1M 6, 1-13; Sal 9, 2-4. 6. 16. 19.

Evangelio según San Lucas 20, 27-40

Se acercaron a Jesús algunos saduceos, que niegan la resurrección, y le dijeron: “Maestro, Moisés nos ha ordenado: ‘Si alguien está casado y muere sin tener hijos, que su hermano, para darle descendencia, se case con la viuda’. Ahora bien, había siete hermanos. El primero se casó y murió sin tener hijos. El segundo se casó con la viuda, y luego el tercero. Y así murieron los siete sin dejar descendencia. Finalmente, también murió la mujer. Cuando resuciten los muertos, ¿de quién será esposa, ya que los siete la tuvieron por mujer?”. Jesús les respondió: “En este mundo los hombres y las mujeres se casan, pero los que son juzgados dignos de participar del mundo futuro y de la resurrección no se casan. Ya no pueden morir, porque son semejantes a los ángeles y son hijos de Dios, al ser hijos de la resurrección.

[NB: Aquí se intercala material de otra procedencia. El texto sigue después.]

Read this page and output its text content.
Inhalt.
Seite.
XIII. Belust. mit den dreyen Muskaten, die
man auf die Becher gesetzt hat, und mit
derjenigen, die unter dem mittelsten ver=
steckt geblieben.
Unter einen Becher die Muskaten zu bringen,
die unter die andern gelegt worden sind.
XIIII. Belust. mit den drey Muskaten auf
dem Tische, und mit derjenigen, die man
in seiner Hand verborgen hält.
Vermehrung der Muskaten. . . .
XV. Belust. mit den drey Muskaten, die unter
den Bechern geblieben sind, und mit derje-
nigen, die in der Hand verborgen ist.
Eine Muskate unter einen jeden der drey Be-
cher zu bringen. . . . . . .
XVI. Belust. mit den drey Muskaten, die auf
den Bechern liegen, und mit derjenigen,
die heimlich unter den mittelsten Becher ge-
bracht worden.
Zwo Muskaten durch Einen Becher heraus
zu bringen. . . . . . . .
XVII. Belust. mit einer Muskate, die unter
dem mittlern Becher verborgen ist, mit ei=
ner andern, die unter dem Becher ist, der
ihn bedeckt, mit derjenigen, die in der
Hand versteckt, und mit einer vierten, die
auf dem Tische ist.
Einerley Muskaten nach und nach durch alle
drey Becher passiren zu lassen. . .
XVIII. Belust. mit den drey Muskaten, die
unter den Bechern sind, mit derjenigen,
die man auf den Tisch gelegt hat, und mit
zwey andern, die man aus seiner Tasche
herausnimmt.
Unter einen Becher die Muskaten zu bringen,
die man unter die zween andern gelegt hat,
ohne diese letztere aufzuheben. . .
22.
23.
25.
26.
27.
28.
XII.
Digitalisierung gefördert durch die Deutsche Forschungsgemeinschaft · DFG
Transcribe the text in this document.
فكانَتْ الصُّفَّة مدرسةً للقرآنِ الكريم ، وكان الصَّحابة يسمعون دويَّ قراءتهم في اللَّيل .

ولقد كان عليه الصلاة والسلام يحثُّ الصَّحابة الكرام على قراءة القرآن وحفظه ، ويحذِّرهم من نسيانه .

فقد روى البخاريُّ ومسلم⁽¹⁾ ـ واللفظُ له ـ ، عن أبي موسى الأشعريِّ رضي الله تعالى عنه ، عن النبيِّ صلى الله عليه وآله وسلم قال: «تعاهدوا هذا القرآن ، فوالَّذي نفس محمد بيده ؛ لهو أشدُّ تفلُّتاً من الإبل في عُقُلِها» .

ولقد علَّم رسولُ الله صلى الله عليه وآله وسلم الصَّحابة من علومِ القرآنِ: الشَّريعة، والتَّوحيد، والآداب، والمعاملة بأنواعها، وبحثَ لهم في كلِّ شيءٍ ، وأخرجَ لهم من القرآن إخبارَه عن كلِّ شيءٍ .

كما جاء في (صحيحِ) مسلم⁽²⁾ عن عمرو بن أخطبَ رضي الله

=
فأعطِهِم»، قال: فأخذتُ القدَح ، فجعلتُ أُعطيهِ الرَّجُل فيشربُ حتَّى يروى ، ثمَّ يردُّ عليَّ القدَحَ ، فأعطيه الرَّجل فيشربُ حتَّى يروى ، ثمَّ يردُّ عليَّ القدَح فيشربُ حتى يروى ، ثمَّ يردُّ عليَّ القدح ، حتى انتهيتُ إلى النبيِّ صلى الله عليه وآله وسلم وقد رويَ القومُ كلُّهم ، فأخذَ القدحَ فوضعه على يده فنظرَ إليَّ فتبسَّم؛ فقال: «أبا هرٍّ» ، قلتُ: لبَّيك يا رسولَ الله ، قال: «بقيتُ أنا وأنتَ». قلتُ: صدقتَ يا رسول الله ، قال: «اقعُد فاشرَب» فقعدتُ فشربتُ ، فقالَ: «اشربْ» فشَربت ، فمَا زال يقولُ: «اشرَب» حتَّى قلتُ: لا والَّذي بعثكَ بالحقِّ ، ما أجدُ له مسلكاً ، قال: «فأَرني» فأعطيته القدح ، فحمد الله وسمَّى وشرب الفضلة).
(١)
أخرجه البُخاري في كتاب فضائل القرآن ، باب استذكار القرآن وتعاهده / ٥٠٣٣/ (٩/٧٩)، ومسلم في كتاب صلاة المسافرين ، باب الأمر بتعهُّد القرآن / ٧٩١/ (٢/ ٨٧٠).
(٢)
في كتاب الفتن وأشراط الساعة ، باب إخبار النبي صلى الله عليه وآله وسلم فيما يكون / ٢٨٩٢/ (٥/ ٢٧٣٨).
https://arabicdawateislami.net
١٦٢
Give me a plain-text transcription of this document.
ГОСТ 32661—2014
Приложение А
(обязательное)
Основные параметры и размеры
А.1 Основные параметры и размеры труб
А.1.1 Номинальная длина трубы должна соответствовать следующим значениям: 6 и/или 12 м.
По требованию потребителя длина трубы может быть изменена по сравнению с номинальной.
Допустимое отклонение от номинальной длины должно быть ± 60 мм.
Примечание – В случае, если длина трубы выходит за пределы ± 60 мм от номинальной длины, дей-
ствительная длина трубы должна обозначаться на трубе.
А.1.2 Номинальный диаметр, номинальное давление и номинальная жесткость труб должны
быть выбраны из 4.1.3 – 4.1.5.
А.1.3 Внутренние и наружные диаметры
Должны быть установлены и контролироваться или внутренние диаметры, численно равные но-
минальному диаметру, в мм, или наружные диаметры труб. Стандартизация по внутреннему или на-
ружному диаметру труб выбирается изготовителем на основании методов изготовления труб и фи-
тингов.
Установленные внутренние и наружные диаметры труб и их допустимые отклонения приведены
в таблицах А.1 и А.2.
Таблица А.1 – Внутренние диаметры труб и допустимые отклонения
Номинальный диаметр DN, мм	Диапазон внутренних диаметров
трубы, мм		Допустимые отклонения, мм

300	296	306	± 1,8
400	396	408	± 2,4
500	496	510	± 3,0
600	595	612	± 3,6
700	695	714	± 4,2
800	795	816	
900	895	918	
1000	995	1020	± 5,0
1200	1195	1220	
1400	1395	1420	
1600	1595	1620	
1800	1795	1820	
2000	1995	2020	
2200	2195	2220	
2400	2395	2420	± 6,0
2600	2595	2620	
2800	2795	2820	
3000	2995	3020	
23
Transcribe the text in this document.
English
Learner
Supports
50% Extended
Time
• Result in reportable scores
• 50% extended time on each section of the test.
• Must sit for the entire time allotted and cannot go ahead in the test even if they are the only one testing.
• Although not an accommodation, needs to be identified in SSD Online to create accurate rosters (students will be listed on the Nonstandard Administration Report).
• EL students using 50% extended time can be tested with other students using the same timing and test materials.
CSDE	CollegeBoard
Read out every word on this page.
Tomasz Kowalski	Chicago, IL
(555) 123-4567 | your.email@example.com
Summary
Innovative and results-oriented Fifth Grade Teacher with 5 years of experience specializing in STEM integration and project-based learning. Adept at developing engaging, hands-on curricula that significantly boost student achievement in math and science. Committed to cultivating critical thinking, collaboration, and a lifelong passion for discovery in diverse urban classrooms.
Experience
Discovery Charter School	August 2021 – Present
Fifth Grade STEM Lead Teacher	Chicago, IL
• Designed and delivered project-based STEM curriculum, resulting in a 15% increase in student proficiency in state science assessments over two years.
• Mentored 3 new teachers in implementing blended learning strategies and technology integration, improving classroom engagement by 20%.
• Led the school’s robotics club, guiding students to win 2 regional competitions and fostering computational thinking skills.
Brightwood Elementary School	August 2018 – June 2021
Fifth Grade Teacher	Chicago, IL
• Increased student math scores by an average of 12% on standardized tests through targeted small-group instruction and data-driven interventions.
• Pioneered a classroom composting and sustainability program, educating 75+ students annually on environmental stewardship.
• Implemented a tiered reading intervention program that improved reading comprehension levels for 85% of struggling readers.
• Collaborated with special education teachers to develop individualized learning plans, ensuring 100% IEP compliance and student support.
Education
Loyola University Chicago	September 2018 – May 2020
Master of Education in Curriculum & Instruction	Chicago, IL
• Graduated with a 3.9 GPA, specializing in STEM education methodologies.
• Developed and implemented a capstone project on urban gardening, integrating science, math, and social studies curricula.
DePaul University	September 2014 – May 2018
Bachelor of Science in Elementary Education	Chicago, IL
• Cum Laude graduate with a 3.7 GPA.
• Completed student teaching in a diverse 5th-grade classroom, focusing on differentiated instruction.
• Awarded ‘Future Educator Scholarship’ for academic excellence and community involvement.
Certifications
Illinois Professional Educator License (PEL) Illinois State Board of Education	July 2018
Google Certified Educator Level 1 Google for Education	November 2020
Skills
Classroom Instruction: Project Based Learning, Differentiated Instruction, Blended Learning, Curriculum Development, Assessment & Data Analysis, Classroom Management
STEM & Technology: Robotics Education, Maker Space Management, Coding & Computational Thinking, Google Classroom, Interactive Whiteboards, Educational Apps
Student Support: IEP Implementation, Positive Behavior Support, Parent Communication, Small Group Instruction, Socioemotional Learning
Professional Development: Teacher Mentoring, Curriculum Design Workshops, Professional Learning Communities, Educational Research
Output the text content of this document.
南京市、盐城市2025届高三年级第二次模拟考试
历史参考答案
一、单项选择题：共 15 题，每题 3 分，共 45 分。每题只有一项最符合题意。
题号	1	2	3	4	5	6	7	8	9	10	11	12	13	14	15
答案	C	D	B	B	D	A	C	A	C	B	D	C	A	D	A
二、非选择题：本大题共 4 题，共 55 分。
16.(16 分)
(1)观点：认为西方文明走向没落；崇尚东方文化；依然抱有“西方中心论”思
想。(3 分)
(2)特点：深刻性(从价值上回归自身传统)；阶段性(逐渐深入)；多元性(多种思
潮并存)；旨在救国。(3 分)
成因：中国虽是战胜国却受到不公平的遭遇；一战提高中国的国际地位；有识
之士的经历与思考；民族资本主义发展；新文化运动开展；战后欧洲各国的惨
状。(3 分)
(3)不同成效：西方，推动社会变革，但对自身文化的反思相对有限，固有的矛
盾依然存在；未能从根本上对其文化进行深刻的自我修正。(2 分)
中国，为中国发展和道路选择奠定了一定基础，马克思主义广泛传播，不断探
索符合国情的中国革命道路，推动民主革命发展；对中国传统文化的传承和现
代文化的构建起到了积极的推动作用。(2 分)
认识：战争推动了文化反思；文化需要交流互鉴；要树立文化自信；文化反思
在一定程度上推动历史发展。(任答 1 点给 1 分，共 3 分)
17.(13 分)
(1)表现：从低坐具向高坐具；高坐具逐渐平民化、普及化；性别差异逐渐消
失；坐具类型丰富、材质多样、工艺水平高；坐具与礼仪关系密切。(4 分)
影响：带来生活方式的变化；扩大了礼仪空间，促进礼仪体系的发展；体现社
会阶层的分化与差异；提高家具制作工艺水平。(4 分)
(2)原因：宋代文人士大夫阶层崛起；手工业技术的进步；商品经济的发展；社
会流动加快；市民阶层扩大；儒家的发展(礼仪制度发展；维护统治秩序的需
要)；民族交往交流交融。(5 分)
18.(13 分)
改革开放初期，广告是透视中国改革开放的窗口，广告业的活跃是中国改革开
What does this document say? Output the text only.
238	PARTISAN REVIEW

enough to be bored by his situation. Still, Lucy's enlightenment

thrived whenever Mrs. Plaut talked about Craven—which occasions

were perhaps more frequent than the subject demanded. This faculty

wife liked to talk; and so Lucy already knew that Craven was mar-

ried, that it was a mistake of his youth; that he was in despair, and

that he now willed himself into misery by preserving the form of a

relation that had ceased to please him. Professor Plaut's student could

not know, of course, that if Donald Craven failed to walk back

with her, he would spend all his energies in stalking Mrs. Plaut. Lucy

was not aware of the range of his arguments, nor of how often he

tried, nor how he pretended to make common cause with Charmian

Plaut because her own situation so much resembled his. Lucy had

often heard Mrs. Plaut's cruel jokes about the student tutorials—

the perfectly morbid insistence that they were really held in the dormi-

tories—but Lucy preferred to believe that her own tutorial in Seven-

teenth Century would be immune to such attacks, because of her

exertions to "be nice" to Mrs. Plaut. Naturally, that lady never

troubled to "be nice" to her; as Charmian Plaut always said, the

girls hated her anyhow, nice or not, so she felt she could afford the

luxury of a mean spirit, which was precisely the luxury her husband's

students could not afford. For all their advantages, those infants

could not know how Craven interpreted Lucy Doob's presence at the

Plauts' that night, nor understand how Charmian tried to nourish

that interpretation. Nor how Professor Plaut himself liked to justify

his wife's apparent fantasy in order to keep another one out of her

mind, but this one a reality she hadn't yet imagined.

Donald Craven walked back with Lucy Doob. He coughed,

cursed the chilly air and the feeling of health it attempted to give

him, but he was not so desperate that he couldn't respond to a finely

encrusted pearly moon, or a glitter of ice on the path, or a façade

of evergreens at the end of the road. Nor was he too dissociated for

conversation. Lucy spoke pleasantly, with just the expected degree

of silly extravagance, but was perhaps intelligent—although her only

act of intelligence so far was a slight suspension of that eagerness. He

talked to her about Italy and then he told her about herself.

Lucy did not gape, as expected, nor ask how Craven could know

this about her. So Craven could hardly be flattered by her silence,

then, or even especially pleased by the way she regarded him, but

Que los muertos van a resucitar, Moisés lo ha dado a entender en el pasaje de la zarza, cuando llama al Señor ‘el Dios de Abraham, el Dios de Isaac y el Dios de Jacob’. Porque él no es un Dios de muertos, sino de vivientes; todos, en efecto, viven para él”. Tomando la palabra, algunos escribas le dijeron: “Maestro, has hablado bien”. Y ya no se atrevían a preguntarle nada.

Más allá

A veces tenemos la sensación que ya está todo vivido, que pocas cosas podrían conmovernos en lo profundo. Son momentos de especial desaliento: no tienen por qué tener su causa en una tragedia, pero siembran la desesperanza poco a poco, dejándonos fríos ante la maravilla que nos rodea diariamente.
En estos casos, conviene agarrarse a la intuición ignaciana del «Deus semper maior»: lo de Dios siempre va más allá de lo que podamos imaginar, pensar, calcular. Nos desborda, sale por donde no esperábamos, nos sobrecoge cuando menos lo buscamos. Y si esto es cierto, no lo es menos que también tenemos que poner de nuestra parte, y buscar un momento en el día en el que poder parar, y volverme a desacostumbrar a los milagros cotidianos. Sigo respirando, pensando, amando. Sigue amaneciendo, y anocheciendo. Siento, y padezco. Río y lloro. Dios lo crea todo para mí… y me sigo sorprendiendo.